Lei è primario, è stato difficile diventarlo o esserlo in quanto donna?

«Lo sono diventata nel 2007 a Rovigo, all’epoca non ci pensavo proprio. Volevo solo provare un concorso per capire come funzionava, in attesa del mio turno. Per una serie di coincidenze quello è diventato il mio turno. Poi, quando hai una posizione di leadership in settori prevalentemente maschili, ti rendi conto che non è facile e che devi superare pregiudizi e aspettative sociali. Devi fare dieci volte più di un uomo per essere al pari suo. Devi essere sempre impeccabile. Se alzi la voce tu sei un’isterica, se lo fa lui è segno di forza e determinazione. Ti muovi un po’ nelle sabbie mobili».

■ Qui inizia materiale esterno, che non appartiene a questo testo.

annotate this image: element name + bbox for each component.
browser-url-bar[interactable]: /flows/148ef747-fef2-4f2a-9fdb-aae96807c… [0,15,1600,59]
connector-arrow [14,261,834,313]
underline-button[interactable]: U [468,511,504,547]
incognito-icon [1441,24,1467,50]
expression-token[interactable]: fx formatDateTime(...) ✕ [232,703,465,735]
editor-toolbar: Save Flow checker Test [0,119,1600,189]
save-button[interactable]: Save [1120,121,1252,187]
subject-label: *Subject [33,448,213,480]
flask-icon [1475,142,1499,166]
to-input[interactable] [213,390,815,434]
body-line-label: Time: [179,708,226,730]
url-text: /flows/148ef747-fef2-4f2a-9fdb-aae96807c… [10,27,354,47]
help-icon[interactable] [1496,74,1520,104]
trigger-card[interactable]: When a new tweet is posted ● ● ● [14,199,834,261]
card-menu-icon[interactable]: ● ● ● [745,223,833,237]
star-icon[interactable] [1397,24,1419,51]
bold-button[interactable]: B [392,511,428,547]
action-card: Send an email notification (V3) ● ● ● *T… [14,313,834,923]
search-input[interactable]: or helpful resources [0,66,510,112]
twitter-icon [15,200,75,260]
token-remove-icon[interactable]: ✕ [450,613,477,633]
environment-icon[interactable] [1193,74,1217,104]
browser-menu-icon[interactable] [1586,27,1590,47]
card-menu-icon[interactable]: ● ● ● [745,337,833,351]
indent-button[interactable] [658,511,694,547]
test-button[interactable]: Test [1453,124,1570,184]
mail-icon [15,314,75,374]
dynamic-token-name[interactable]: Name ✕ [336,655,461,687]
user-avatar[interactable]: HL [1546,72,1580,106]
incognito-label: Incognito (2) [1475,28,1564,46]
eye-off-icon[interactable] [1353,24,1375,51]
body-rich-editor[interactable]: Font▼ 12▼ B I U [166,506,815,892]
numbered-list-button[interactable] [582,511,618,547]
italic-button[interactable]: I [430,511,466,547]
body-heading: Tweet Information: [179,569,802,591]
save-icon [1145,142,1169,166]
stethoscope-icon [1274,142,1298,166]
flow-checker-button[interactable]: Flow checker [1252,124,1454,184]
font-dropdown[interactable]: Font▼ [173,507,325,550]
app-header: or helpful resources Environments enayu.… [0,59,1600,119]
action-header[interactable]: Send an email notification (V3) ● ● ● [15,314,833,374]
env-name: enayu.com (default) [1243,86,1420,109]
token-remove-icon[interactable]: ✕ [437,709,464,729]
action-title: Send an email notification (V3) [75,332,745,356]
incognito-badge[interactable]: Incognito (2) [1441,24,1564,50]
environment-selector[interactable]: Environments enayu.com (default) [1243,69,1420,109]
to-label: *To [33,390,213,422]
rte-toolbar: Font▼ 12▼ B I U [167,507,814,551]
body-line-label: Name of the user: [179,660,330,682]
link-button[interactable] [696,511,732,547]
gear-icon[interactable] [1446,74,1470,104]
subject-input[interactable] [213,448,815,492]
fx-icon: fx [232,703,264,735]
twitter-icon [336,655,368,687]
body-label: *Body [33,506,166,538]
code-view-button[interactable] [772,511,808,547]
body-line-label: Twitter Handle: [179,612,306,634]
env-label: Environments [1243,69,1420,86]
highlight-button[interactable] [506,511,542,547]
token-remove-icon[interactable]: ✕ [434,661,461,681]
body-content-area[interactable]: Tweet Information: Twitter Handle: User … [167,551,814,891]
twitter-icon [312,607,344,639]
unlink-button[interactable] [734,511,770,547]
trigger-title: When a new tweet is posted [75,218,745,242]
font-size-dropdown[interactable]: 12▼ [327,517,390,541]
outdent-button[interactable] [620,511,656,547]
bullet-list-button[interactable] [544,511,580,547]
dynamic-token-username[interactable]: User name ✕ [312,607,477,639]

Come non farsi risucchiare?

«Credo ci voglia determinazione e competenza. Quando vedono che le cose le sai, che ti sai muovere bene, la tua posizione viene accettata e rispettata».

Un consiglio a una studentessa di Medicina.

«Dev’essere determinata, ma anche audace e instancabile, pronta ad affrontare le sfide. La Medicina è un viaggio, non è solo un orario lavorativo. E coinvolge tutta la vita. Bisogna avere sempre la volontà di voler imparare, aperte ai cambiamenti e alle innovazioni».

Ha figli?

«Uno, è al secondo anno di Medicina. Io sono molto contenta e orgogliosa della sua scelta, mio marito un po’ meno perché è strada lunga e piena di difficoltà».

Considerate le difficoltà della sanità, suo marito non sembra avere torto: stipendi non sempre adeguati, fughe di alcune figure, aggressioni....

«Il problema è complesso e frutto di anni di scelte strategiche non sempre lungimiranti, con crescenti pressioni sui sistemi di cura, con tutti che voglio tutto e tutto subito, con il malcontento tra gli operatori che si sta trasformando in disaffezione per le professioni mediche e infermieristiche anche a causa di condizioni lavorative sempre più gravose, con turni sempre più pesanti. Le retribuzioni spesso non sono adeguate alla responsabilità di ruolo. Poi c’è la percezione sociale che non sempre riconosce chi è in prima linea, con i fenomeni delle aggressioni, fisiche e verbali. Inoltre siamo soffocati da una burocrazia che non diminuisce: speriamo che l’Ia cambi le sorti».

Ha fiducia nei robot?

«L’Ia dovrebbe aiutarci a fare tutto quello che non è strettamente medico e dovrebbe essere indirizzata in tal senso. L’Ia fa molti scivoloni che noi riconosciamo: per continuare a riuscirci occorrere pensare con la nostra testa. Bisogna dare dignità e valore a chi lavora nella sanità, come peraltro a chi lavora nella formazione dei ragazzi e nel welfare in generale. Altrimenti la sanità rischia di perdere il bene più prezioso: le persone che sanno farla funzionare».